Note that using this method, maven is not used anymore. You loose the version information. If you use that method ensure you use git to protect your configuration folder and keep track of your change history.
Important
Always maintain the same tree structure (here 'com/mycompany/sample') in your layout. That tree structure is a universal and recommended pattern used in maven and java. If you conform to that, your punchlines will run fine on other deployed punch platforms.
Package Based Installation¶
Warning
This method is supported only from release 6.3.4 and higher.

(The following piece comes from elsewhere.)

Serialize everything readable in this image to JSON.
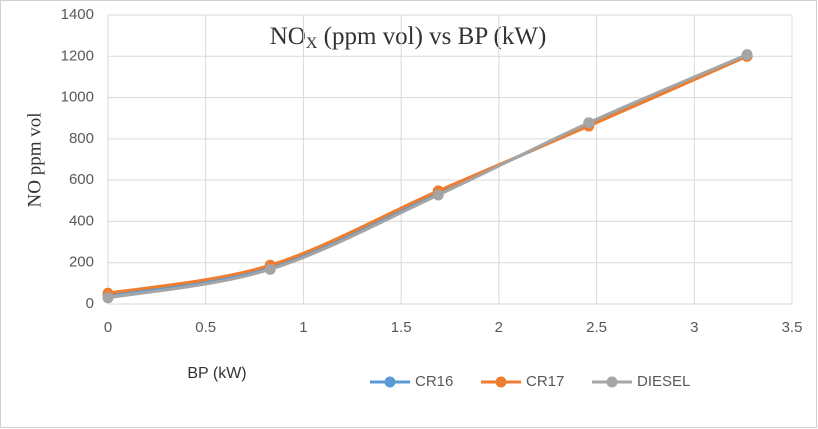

You can alternatively ship the maven generated archive directly to the repository
folder located in your configuration folder. Here it is illustrated:
└── conf
├─── repository
│ └─── firewall-parsers-1.0.0.zip
└── tenants
└─-─ sampletenant
└─── channels
└── samplechannel
├── channel_structure.yml
└── samplepunchline.yml
From there you can simply refer to your parser various resources in punchlines as follows:
version: "6.3.4"
name: dhcp-parser
runtime: storm
resources:
- punch-parser:com.mycompany:firewall-parsers:1.0.0
dag:
- type: syslog_input
settings:
listen:
proto: tcp
host: 0.0.0.0
port: 9902
publish:
- stream: logs
fields:
- log
- type: punchlet_node
settings:
json_resources:
- com/mycompany/sample/resources/color_codes.json
punchlets:
- com/mycompany/sample/parser.punch
subscribe:
- component: syslog_input
stream: logs
This method is robust and encouraged on production platforms.
Important
The two methods have pros and cons. The package-based solution is best suited for production platforms with strong traceability and version control requirements. The filesystem solution is flexible but demand you protect your configuration folder using git on your own.